Une reconversion réussie

L’Hôtel des Voyageurs. Superbe bâtiment au passé prestigieux, l’ancien « Hôtel des Voyageurs » est aujourd’hui en bien meilleur état que la gare à laquelle il fait face. Il est vrai qu’il ne resta guère inoccupé après la cessation de son activité commerciale initiale. L’Athénée de Quiévrain y disposa longtemps d’un site de classes vertes très apprécié, à deux pas du Caillou-qui-Bique et non loin de la France. Mais depuis l’an 2000, la belle maison de maître abrite le personnel et les pensionnaires de l’Appui, une asbl qui s’occupe de personnes handicapées mentales. Patiemment, celles-ci redonnent notamment aux lieux un charme bucolique qui vaut assurément le déplacement. Dommage, vraiment, que la vieille station frontalière n’ait pas connu cette chance

Le parterre fleuri de la gare. Deux cheminots de la gare de Roisin-Autreppe, René Bronchart et Noël Taburiaux, avaient planté un sculptural parterre de fleurs à l’endroit où la douane avait jadis installé son quartier général frontalier. Il leur arrivait très souvent de revenir à la gare, une fois leur service accompli, pour entretenir leur chef-d’oeuvre.

L 98 A – En 1892, soit plus de 10 ans après l’arrivée du chemin de fer à Roisin, la ligne est prolongée en France vers Bavay. Roisin-Autreppe devient ainsi une gare internationale. Un bureau des douanes est construit en face du bâtiment principal le long de la voie 2.

La gare avait fière allure avec son quai 1 protégé par une marquise en fer forgé.
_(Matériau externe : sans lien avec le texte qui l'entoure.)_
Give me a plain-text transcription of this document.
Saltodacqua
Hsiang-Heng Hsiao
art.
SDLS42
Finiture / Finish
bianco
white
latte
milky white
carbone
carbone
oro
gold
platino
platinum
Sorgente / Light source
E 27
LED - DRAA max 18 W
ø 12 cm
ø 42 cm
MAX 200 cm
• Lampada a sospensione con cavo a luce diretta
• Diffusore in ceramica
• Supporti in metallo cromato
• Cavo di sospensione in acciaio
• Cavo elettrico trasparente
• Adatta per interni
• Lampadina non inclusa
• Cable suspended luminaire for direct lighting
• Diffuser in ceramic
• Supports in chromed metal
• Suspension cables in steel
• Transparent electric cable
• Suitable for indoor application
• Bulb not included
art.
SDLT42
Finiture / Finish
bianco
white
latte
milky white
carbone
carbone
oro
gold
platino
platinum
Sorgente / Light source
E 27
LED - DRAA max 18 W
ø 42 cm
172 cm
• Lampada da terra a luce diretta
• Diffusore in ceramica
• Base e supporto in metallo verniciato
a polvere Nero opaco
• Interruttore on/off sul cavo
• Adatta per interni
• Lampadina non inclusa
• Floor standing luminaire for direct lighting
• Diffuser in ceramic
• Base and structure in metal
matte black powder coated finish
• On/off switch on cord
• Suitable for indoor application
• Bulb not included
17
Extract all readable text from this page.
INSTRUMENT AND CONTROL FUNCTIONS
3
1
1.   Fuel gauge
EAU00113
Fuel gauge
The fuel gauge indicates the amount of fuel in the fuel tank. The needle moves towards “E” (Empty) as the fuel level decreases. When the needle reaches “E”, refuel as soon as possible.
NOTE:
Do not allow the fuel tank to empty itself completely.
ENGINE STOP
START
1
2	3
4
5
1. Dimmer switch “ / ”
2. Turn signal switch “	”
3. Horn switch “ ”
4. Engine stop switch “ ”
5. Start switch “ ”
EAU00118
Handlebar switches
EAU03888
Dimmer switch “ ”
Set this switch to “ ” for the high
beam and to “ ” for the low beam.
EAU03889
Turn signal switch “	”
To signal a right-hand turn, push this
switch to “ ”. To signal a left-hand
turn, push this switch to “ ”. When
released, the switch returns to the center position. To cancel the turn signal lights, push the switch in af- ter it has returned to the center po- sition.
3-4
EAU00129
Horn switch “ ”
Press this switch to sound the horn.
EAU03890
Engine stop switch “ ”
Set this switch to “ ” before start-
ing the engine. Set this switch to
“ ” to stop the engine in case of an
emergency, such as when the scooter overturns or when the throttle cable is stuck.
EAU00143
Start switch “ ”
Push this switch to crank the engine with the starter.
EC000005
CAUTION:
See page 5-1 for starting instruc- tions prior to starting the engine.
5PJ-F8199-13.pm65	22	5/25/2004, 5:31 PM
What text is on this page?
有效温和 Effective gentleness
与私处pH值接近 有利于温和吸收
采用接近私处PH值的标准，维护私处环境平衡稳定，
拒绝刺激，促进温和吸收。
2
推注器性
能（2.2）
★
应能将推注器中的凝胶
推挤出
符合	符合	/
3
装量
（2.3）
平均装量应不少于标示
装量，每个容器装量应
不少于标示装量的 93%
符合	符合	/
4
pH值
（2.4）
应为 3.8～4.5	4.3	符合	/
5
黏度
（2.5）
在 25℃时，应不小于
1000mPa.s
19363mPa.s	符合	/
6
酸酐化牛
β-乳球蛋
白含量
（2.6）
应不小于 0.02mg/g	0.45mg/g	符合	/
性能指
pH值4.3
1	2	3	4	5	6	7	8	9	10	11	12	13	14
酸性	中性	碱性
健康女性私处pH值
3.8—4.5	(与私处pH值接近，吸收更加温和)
En 1939, suite à la déclaration de guerre entre la France et l’Allemagne, la liaison frontalière sera démontée pour raisons stratégiques et ne sera plus jamais rétablie. Dès lors une plaque tournante permis l’évolution des locomotives pour reprendre la direction de Dour.

Pour le trafic des marchandises, la gare était équipée d’une cour avec rampe de chargement, d’un hangar et d’un pont à peser les wagons. Outre le transbordement de produits agricoles et de bois, un raccordement acheminait vers la gare la production des « Carrières et Marbreries de la Honnelle ».

Le 28 mai 1960 à 20h40, le dernier train de voyageur quitte Roisin. Que de regrets ! La région ne manquait pourtant pas de charme pour l’exploitation d’un chemin de fer touristique.

Aujourd’hui les bâtiments de la gare sont en cours de rénovation afin d’être convertis en logements.